Claudia Larochelle est auteure (Les bonnes filles plantent des fleurs au printemps, Les îles Canaries, Je veux une maison faite de sorties de secours - Réflexions sur la vie et l'oeuvre de Nelly Arcan, la série jeunesse à succès La doudou, etc.) et journaliste spécialisée en culture et société. Elle a animé pendant plus de six saisons l'émission LIRE. Elle est chroniqueuse sur ICI Radio-Canada radio et télé et signe régulièrement des textes dans Les Libraires et Elle Québec. Elle est titulaire d'un baccalauréat en journalisme et d'une maîtrise en création littéraire. On peut la suivre sur Facebook et Twitter @clolarochelle.

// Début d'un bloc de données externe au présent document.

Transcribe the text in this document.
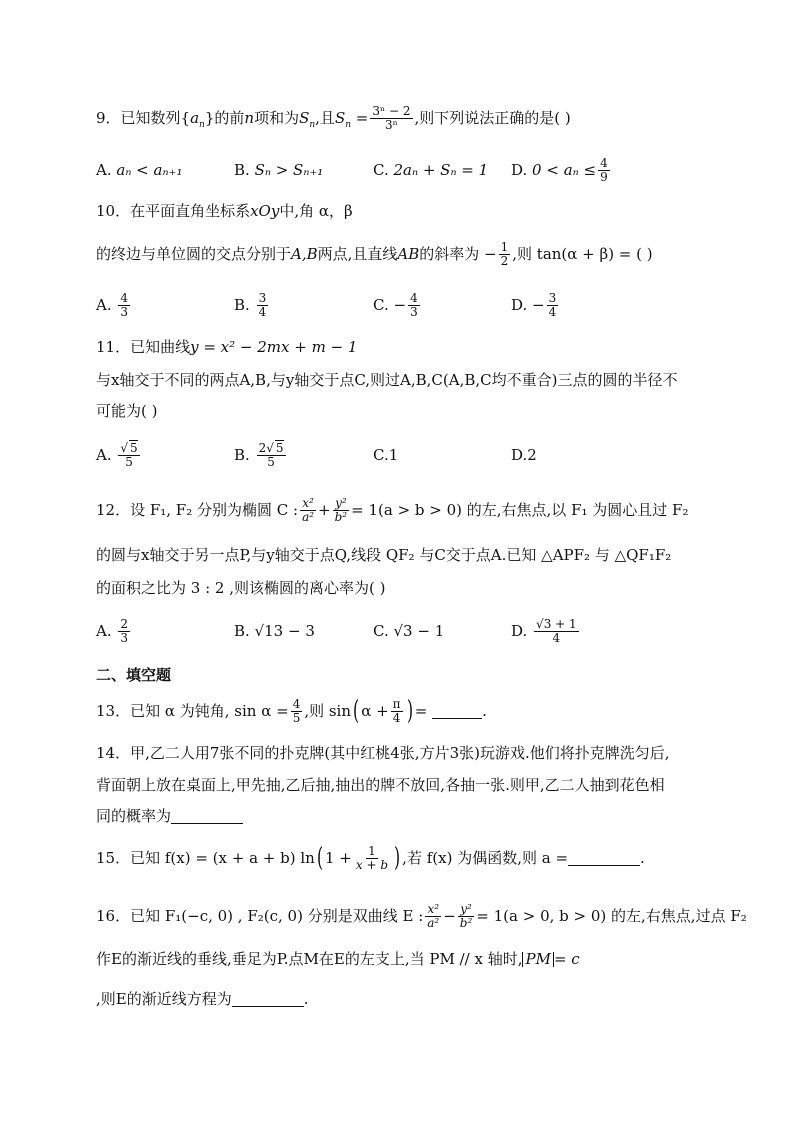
9．已知数列{ $a_n$ }的前 n 项和为 $S_n$ ,且 $S_n = \frac{\text{3ⁿ − 2}}{\text{3ⁿ}}$ ,则下列说法正确的是( )
A.
aₙ < aₙ₊₁	B.
Sₙ > Sₙ₊₁	C.
2aₙ + Sₙ = 1 D.
$0 < a_n \le \frac{4}{9}$
10．在平面直角坐标系 xOy 中,角 α，β
的终边与单位圆的交点分别于 A,B 两点,且直线 AB 的斜率为 − $\frac{1}{2}$ ,则 tan(α + β) = ( )
A.
$\frac{4}{3}$	B.
$\frac{3}{4}$	C.
− $\frac{4}{3}$	D.
− $\frac{3}{4}$
11．已知曲线 y = x² − 2mx + m − 1
与x轴交于不同的两点A,B,与y轴交于点C,则过A,B,C(A,B,C均不重合)三点的圆的半径不
可能为( )
A.
$\frac{√ 5}{5}$	B.
$\frac{2√ 5}{5}$	C. 1	D. 2
12．设 F₁, F₂ 分别为椭圆 C : $\frac{\text{x²}}{\text{a²}} + \frac{\text{y²}}{\text{b²}} = 1(a > b > 0)$ 的左,右焦点,以 F₁ 为圆心且过 F₂
的圆与x轴交于另一点P,与y轴交于点Q,线段 QF₂ 与C交于点A.已知 △APF₂ 与 △QF₁F₂
的面积之比为 3 : 2 ,则该椭圆的离心率为( )
A.
$\frac{2}{3}$	B.
√13 − 3	C.
√3 − 1	D.
$\frac{√3 + 1}{4}$
二、填空题
13．已知 α 为钝角, $\sin \alpha = \frac{4}{5}$ ,则 sin ( $\alpha + \frac{\pi}{4}$ ) =
	.
14．甲,乙二人用7张不同的扑克牌(其中红桃4张,方片3张)玩游戏.他们将扑克牌洗匀后,
背面朝上放在桌面上,甲先抽,乙后抽,抽出的牌不放回,各抽一张.则甲,乙二人抽到花色相
同的概率为
15．已知 f(x) = (x + a + b) ln ( $1 + \frac{1}{x + b}$ ) ,若 f(x) 为偶函数,则 a =	.
16．已知 F₁(−c, 0) , F₂(c, 0) 分别是双曲线 E : $\frac{\text{x²}}{\text{a²}} - \frac{\text{y²}}{\text{b²}} = 1(a > 0$, b > 0) 的左,右焦点,过点 F₂
作E的渐近线的垂线,垂足为P.点M在E的左支上,当 PM // x 轴时, PM = c
,则E的渐近线方程为	.
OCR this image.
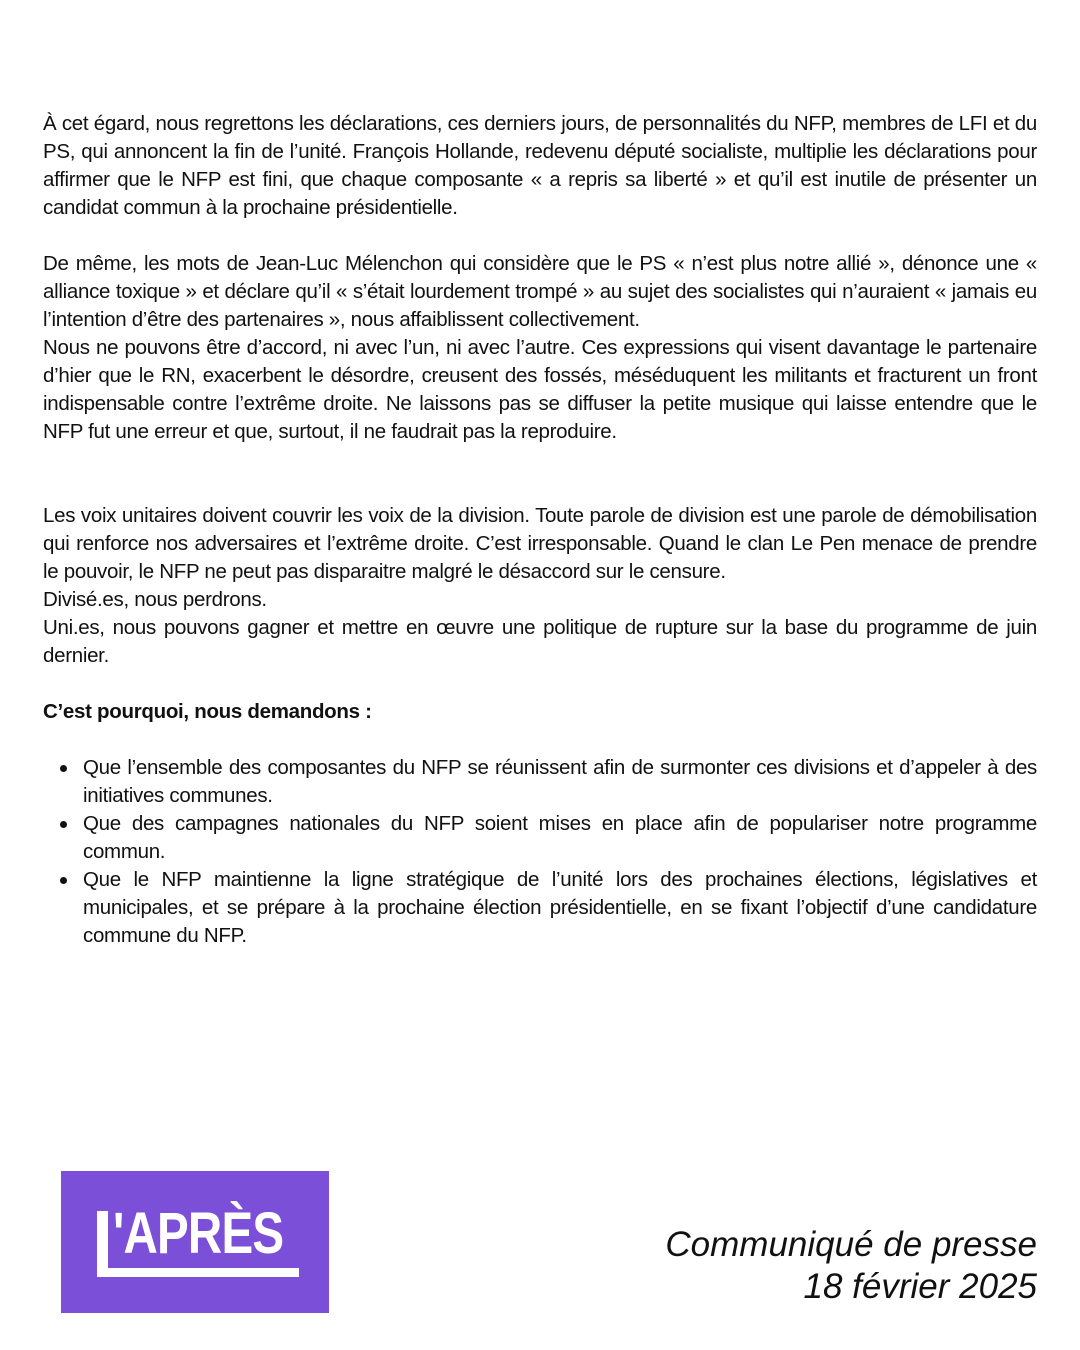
À cet égard, nous regrettons les déclarations, ces derniers jours, de personnalités du NFP, membres de LFI et du PS, qui annoncent la fin de l’unité. François Hollande, redevenu député socialiste, multiplie les déclarations pour affirmer que le NFP est fini, que chaque composante « a repris sa liberté » et qu’il est inutile de présenter un candidat commun à la prochaine présidentielle.

De même, les mots de Jean-Luc Mélenchon qui considère que le PS « n’est plus notre allié », dénonce une « alliance toxique » et déclare qu’il « s’était lourdement trompé » au sujet des socialistes qui n’auraient « jamais eu l’intention d’être des partenaires », nous affaiblissent collectivement.

Nous ne pouvons être d’accord, ni avec l’un, ni avec l’autre. Ces expressions qui visent davantage le partenaire d’hier que le RN, exacerbent le désordre, creusent des fossés, méséduquent les militants et fracturent un front indispensable contre l’extrême droite. Ne laissons pas se diffuser la petite musique qui laisse entendre que le NFP fut une erreur et que, surtout, il ne faudrait pas la reproduire.

Les voix unitaires doivent couvrir les voix de la division. Toute parole de division est une parole de démobilisation qui renforce nos adversaires et l’extrême droite. C’est irresponsable. Quand le clan Le Pen menace de prendre le pouvoir, le NFP ne peut pas disparaitre malgré le désaccord sur le censure.

Divisé.es, nous perdrons.

Uni.es, nous pouvons gagner et mettre en œuvre une politique de rupture sur la base du programme de juin dernier.

C’est pourquoi, nous demandons :

Que l’ensemble des composantes du NFP se réunissent afin de surmonter ces divisions et d’appeler à des initiatives communes.
Que des campagnes nationales du NFP soient mises en place afin de populariser notre programme commun.
Que le NFP maintienne la ligne stratégique de l’unité lors des prochaines élections, législatives et municipales, et se prépare à la prochaine élection présidentielle, en se fixant l’objectif d’une candidature commune du NFP.
'APRÈS	Communiqué de presse
18 février 2025
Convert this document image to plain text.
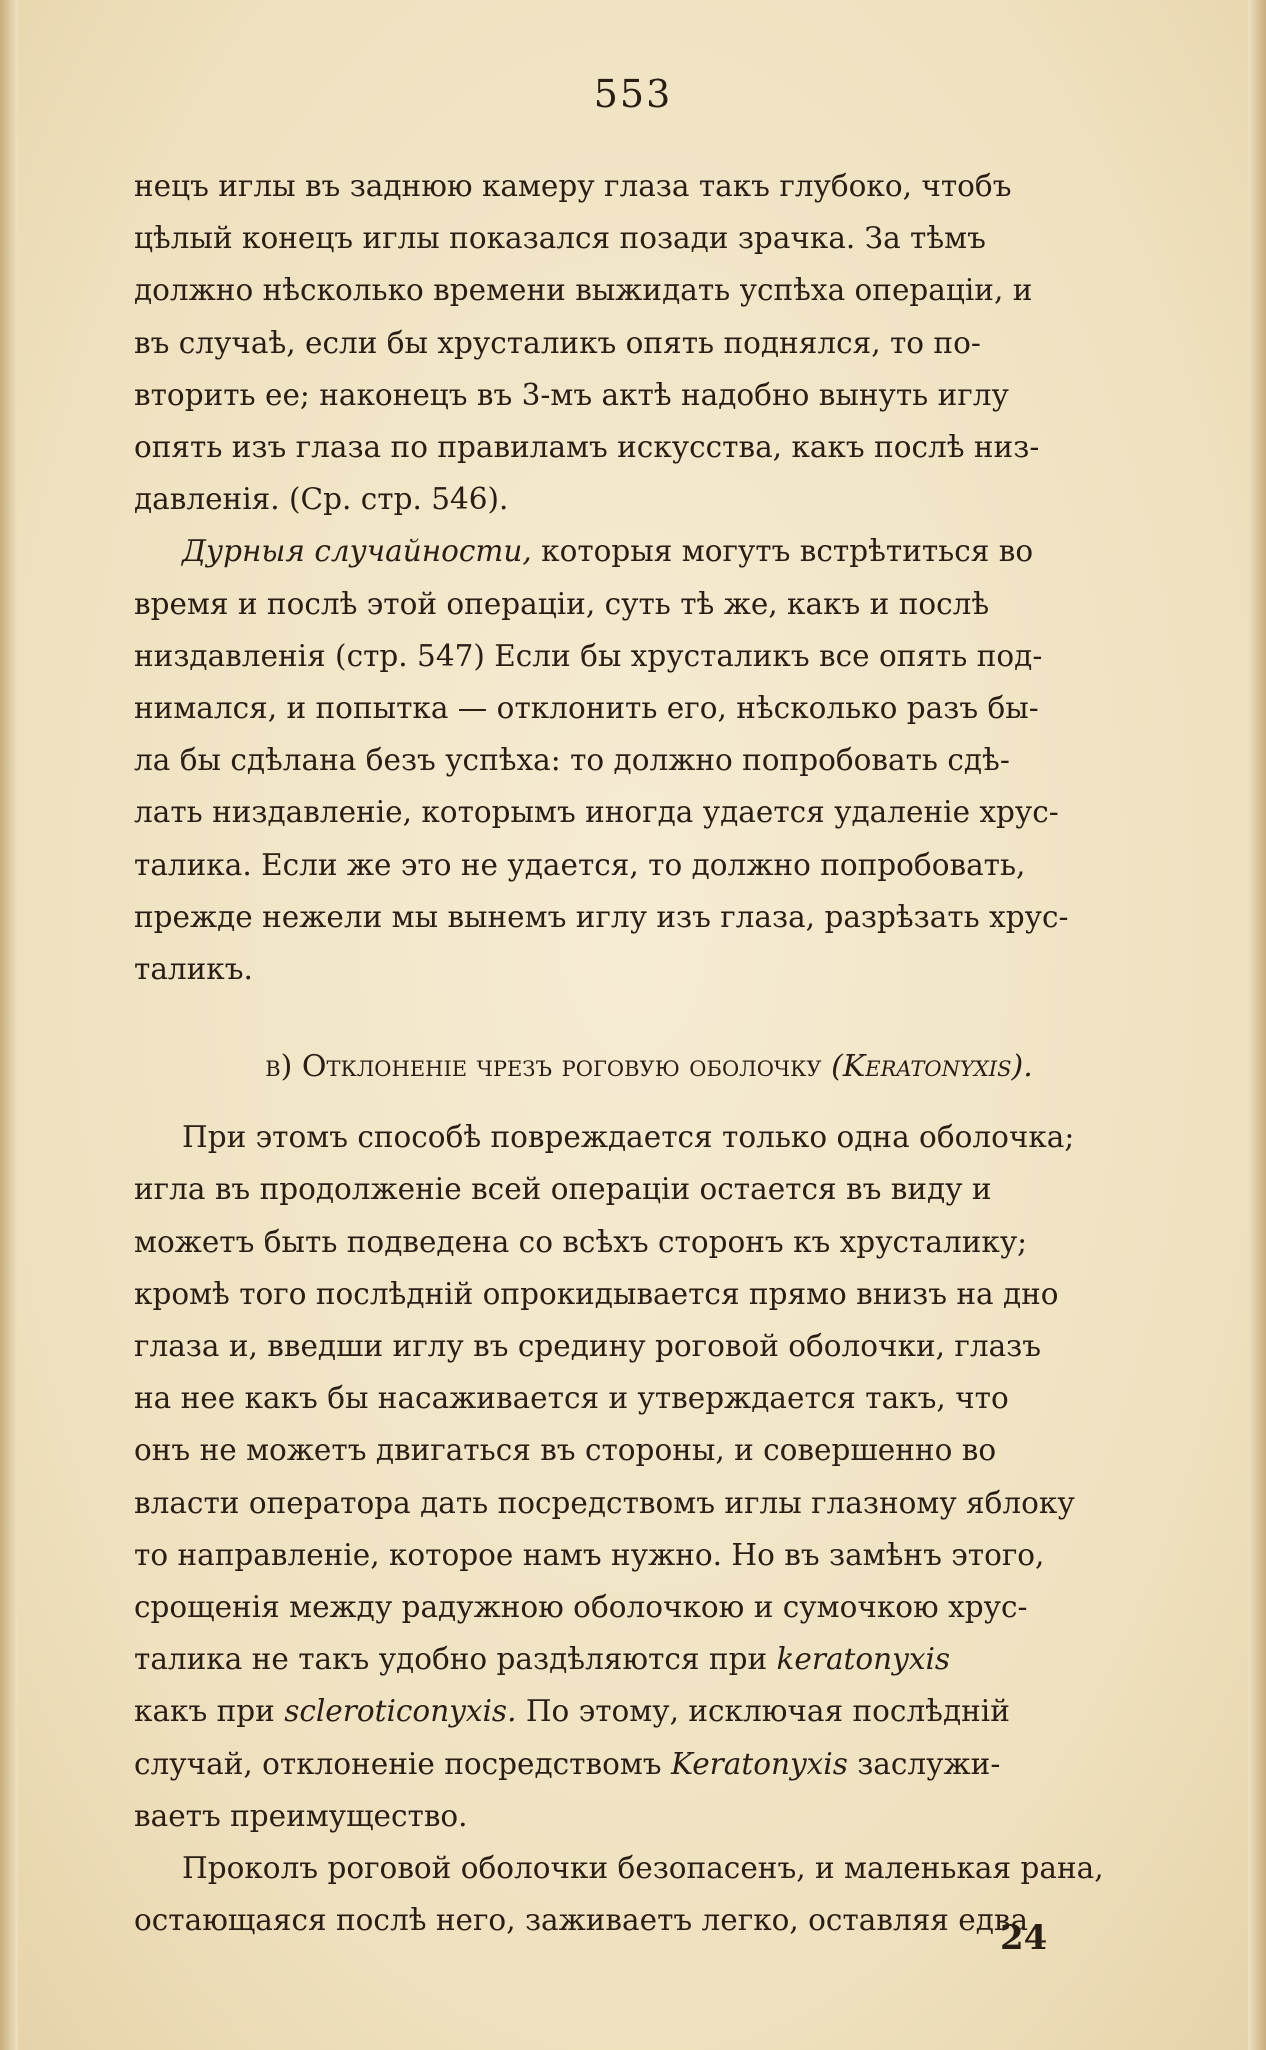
553

нецъ иглы въ заднюю камеру глаза такъ глубоко, чтобъ
цѣлый конецъ иглы показался позади зрачка. За тѣмъ
должно нѣсколько времени выжидать успѣха операціи, и
въ случаѣ, если бы хрусталикъ опять поднялся, то по-
вторить ее; наконецъ въ 3-мъ актѣ надобно вынуть иглу
опять изъ глаза по правиламъ искусства, какъ послѣ низ-
давленія. (Ср. стр. 546).

Дурныя случайности, которыя могутъ встрѣтиться во
время и послѣ этой операціи, суть тѣ же, какъ и послѣ
низдавленія (стр. 547) Если бы хрусталикъ все опять под-
нимался, и попытка — отклонить его, нѣсколько разъ бы-
ла бы сдѣлана безъ успѣха: то должно попробовать сдѣ-
лать низдавленіе, которымъ иногда удается удаленіе хрус-
талика. Если же это не удается, то должно попробовать,
прежде нежели мы вынемъ иглу изъ глаза, разрѣзать хрус-
таликъ.

b) Отклоненіе чрезъ роговую оболочку (Keratonyxis).

При этомъ способѣ повреждается только одна оболочка;
игла въ продолженіе всей операціи остается въ виду и
можетъ быть подведена со всѣхъ сторонъ къ хрусталику;
кромѣ того послѣдній опрокидывается прямо внизъ на дно
глаза и, введши иглу въ средину роговой оболочки, глазъ
на нее какъ бы насаживается и утверждается такъ, что
онъ не можетъ двигаться въ стороны, и совершенно во
власти оператора дать посредствомъ иглы глазному яблоку
то направленіе, которое намъ нужно. Но въ замѣнъ этого,
срощенія между радужною оболочкою и сумочкою хрус-
талика не такъ удобно раздѣляются при keratonyxis
какъ при scleroticonyxis. По этому, исключая послѣдній
случай, отклоненіе посредствомъ Keratonyxis заслужи-
ваетъ преимущество.

Проколъ роговой оболочки безопасенъ, и маленькая рана,
остающаяся послѣ него, заживаетъ легко, оставляя едва

24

Enseignante… et bien plus!

J’ai une amie d’enfance qui est enseignante en cinquième année dans une école primaire de Saint-Hilaire, sur la Rive-Sud de Montréal. Appelons-là Nadine. Nadine donc. On vient de raccrocher au téléphone. Elle est de la génération Y, qui a été habituée aux longues conversations au téléphone. Pas ceux à cadran, quand même!, mais les sans-fils qui permettaient de jaser avec les copines jusque dans la baignoire. Nadine a donc 40 ans et pas mal d’années d’expérience en enseignement, après avoir obtenu son baccalauréat au terme de quatre années d’études en éducation préscolaire et enseignement au primaire.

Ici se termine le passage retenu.